Blueberries are my family’s favorite berry, and typically after a few days of berry picking, my counter is filled with bowls of fresh berries. I freeze about half the berries to use in smoothies, homemade ice cream, jam, cobblers, pies and blueberry muffins. The other half we eat straight from the bowl on the kitchen counter or sprinkle them on our salads, yogurt and granola. I also save a few pints to make my Blueberry Ginger Salsa.
This salsa is a result of my love for fish and fruit (and an overflowing mint plant). I’ve always felt fish and fruit were two fresh ingredients made for each other. The salty essence of the seafood combined with the fresh sweetness of the fruit is complimentary in flavor and intoxicating to the palate.

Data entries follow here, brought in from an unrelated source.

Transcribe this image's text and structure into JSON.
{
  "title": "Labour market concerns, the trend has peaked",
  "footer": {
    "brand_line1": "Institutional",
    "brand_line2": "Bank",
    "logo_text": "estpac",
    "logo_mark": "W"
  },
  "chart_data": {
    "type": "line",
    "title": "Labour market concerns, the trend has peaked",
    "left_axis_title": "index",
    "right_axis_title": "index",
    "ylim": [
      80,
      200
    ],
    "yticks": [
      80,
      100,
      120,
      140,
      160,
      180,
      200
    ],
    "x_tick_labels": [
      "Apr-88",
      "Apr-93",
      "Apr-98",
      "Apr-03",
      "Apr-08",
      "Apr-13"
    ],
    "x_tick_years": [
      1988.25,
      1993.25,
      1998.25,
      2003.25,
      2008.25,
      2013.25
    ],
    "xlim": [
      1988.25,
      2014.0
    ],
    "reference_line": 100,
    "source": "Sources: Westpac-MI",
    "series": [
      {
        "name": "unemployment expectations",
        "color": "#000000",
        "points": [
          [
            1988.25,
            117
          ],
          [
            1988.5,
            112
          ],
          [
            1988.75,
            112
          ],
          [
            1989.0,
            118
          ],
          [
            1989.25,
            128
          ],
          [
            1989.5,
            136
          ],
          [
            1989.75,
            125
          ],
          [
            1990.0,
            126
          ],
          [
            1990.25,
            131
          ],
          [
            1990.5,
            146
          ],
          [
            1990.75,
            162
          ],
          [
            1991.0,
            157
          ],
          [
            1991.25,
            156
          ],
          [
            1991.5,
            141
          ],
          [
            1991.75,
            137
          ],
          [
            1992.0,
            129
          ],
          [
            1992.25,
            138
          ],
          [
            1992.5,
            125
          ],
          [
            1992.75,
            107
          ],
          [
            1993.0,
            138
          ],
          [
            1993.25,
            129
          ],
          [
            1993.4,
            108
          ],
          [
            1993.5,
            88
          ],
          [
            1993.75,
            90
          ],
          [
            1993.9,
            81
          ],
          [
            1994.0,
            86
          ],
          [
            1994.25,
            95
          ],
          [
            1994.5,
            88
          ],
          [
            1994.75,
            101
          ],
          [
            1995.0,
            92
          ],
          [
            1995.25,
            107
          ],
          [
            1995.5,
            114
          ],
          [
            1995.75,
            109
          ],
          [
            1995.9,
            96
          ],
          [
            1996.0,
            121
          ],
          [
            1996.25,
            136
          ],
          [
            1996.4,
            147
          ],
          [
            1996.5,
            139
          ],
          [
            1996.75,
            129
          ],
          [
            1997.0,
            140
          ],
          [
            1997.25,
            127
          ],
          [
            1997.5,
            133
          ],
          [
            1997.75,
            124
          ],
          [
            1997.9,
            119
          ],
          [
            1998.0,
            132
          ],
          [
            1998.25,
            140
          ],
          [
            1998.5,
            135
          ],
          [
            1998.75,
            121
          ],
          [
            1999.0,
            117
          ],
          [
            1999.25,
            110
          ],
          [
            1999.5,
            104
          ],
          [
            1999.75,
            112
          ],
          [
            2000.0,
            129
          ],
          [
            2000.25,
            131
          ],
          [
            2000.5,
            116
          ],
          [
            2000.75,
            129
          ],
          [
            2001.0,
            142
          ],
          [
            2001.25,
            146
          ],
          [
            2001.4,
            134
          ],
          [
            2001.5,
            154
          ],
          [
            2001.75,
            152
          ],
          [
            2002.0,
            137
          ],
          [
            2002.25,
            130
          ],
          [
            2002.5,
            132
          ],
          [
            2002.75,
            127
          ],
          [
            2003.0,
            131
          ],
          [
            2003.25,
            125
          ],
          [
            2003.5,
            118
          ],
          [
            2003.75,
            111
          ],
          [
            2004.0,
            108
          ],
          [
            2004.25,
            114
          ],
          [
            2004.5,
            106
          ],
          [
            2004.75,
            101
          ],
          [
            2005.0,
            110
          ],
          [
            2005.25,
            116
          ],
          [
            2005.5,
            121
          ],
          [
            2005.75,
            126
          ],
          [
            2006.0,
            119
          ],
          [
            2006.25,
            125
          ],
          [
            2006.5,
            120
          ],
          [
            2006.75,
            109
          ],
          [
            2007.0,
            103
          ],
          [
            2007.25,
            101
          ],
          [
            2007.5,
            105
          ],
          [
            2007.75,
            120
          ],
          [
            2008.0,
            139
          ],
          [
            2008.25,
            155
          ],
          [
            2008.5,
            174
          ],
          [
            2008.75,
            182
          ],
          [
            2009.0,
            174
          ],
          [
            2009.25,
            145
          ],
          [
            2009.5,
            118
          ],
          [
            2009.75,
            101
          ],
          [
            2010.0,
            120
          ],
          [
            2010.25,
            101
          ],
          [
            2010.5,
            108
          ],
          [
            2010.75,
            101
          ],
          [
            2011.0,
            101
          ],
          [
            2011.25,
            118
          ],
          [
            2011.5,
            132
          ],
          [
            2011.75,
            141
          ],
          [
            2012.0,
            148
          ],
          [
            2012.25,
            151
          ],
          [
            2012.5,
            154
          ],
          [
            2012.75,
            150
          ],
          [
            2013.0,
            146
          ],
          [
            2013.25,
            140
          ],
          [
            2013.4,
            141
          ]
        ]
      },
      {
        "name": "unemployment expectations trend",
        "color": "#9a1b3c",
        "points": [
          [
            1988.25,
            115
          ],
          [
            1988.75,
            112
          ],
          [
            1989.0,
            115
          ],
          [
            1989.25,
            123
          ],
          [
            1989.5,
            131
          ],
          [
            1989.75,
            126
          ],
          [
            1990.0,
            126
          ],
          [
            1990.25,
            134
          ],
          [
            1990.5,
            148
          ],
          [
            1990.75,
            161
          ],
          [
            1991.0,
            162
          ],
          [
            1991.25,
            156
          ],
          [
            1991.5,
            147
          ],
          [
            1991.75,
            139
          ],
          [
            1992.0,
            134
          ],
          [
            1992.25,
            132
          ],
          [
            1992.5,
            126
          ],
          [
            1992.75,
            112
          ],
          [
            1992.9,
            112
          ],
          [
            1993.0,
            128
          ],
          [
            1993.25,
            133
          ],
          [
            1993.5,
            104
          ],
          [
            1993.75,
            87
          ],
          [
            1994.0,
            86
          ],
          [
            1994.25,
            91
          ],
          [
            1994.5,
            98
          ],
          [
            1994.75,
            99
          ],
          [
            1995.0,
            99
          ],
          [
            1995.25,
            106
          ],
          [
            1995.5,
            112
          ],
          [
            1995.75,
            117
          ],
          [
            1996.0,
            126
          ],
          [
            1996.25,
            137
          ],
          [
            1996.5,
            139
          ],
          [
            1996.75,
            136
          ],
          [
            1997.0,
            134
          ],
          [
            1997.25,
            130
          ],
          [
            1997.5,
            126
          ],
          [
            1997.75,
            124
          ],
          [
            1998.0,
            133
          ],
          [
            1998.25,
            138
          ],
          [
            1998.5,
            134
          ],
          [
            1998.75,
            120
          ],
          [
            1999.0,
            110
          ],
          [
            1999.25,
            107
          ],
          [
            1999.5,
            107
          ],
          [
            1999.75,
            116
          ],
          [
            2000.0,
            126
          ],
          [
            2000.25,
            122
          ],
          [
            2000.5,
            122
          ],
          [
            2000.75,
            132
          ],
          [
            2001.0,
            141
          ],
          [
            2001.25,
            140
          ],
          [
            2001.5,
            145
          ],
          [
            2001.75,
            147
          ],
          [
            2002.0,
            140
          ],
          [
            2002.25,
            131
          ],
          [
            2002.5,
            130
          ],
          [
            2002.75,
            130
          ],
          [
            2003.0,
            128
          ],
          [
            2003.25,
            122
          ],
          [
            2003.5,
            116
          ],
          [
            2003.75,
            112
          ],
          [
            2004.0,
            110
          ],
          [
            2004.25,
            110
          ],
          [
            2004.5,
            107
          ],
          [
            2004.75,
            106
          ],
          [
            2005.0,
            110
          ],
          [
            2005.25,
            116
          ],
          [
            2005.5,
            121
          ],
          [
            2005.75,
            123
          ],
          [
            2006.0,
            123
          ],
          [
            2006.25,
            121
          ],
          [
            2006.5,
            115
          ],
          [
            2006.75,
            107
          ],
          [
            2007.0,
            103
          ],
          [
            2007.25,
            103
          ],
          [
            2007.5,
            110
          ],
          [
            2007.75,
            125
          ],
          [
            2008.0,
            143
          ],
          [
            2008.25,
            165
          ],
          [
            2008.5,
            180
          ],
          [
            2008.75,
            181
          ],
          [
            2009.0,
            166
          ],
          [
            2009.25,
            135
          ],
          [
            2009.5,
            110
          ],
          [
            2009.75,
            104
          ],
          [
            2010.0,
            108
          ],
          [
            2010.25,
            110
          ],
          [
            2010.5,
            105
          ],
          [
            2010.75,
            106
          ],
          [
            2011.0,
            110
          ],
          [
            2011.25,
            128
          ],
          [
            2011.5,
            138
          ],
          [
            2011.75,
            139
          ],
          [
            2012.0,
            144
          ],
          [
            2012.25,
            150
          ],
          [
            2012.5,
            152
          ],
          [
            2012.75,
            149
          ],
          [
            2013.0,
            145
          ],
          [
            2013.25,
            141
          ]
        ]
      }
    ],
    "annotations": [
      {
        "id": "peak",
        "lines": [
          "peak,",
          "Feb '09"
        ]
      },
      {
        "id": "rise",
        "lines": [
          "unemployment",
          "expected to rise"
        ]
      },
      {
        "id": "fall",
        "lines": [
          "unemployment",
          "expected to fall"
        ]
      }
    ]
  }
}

Just like seafood, grilled chicken also pairs well with most fruit—especially this salsa recipe. On occasion, I’ll whip up this some Blueberry Ginger Salsa and serve it as a starter with seasoned pita chips and creamy goat cheese. However, most of the time you’ll find yourself eating it with a spoon. It’s that good!
Here, I’ve paired this salsa with fresh Dover Sole that I seasoned, rolled and then pan seared in a skillet with a tablespoon or two of ghee. Dover sole is such a delicate fish, sometimes it’s easier to prepare when it’s rolled and cooked. You can also place these Dover sole rolls in a greased baking dish and then pop it in a pre-heated oven at 350 degrees F. Brush the fish with olive oil and a squeeze of lemon and cook just until done. A good rule of thumb for cooking fish is to cook 10 minutes for every inch of thickness.
Yield: About 2 cups
- 1 pint fresh blueberries, coarsely chopped
- 1 small to medium shallot, finely diced
- 1 tsp. grated fresh ginger
- 2 T. fresh chopped mint (extra for garnish)
- 1 T. extra virgin olive oil
- squeeze of lemon juice
- salt and pepper to taste
In a medium bowl, gently toss together the blueberries, shallot, fresh ginger, chopped mint, olive oil and lemon juice. Season to taste with salt and pepper. Let it sit room temperature for about 30 minutes before serving. This will allow all those delicious flavors to meld together beautifully.
I love to serve this salsa with grilled chicken or fish. Or for a starter, serve with seasoned pita chips and creamy goat cheese.